Common theme.json settings:

{
  "settings": {
    "layout": {
      "contentSize": "840px",
      "wideSize": "1100px"
    },
    "color": {
      "palette": [/* color objects */],
      "defaultPalette": false
    },
    "typography": {
      "fontFamilies": [/* font objects */],
      "fontSizes": [/* size objects */]
    },
    "spacing": {
      "padding": true,
      "margin": true
    }
  },
  "styles": {
    "color": {
      "background": "#ffffff",
      "text": "#000000"
    }
  }
}

Required files: style.css with theme header, templates/index.html.
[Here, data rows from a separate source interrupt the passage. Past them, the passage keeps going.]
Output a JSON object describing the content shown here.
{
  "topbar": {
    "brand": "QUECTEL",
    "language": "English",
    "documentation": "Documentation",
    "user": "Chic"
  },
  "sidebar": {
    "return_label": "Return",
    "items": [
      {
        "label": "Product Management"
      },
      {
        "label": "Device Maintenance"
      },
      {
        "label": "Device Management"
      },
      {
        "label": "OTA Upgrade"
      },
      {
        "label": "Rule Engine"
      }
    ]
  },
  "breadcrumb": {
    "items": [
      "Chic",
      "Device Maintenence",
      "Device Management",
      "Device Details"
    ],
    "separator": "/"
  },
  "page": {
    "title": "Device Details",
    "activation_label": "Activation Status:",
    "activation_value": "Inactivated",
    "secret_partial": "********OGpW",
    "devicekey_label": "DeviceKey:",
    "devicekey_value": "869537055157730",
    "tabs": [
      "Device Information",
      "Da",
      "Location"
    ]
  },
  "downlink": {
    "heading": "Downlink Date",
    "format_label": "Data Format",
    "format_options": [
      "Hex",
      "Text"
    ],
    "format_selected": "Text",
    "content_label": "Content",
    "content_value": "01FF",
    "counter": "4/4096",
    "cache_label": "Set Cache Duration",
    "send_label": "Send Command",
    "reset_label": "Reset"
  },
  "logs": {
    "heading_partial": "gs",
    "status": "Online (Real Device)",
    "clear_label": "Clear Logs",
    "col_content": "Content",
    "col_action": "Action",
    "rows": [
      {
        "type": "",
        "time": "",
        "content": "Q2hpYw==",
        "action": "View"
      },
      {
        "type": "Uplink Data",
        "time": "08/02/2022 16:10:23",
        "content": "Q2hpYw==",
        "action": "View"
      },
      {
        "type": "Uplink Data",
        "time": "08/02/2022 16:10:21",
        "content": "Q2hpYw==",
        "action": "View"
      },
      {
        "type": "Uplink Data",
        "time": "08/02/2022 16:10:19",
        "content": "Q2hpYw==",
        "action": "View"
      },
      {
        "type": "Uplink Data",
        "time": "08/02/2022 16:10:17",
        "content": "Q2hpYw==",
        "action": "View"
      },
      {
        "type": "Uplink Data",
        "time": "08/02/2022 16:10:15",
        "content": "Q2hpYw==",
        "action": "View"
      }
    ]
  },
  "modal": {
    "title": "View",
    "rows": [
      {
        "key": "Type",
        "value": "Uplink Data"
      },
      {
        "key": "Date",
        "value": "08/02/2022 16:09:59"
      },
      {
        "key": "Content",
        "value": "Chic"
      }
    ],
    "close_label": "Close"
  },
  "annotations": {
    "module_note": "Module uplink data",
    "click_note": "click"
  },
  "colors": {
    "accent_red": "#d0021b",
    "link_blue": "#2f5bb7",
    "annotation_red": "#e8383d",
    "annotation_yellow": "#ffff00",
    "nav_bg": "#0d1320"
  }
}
Optional files: functions.php, parts/header.html, parts/footer.html, patterns/*.php, screenshot.png.

The Workflow That Works

Most people start by creating a blank theme or cloning an existing one, then they set up theme.json with basic layout and color settings, create index.html in the templates folder with a simple structure, activate the theme, and start building templates in the Site Editor where they can see how things look as they work.

Once templates look right in the Site Editor, you can refine theme.json settings, add more templates for specific post types or archives, create template parts for reusable sections, and build patterns for common layouts, and you can do all of this visually or by editing files directly, depending on what feels easier for each piece.

When you are ready to deploy, you export the theme as a zip file, either using Create Block Theme or by manually packaging the files, and then you can install it on another site or share it, and the exported theme includes all your templates, parts, patterns, theme.json settings, and any assets you bundled into the theme folder.

Block themes shift the work from writing PHP templates to configuring theme.json and building with blocks, which means less code to maintain and more visual building, and once you understand how theme.json controls styling and how templates use block markup, the rest is just arranging blocks until things look right.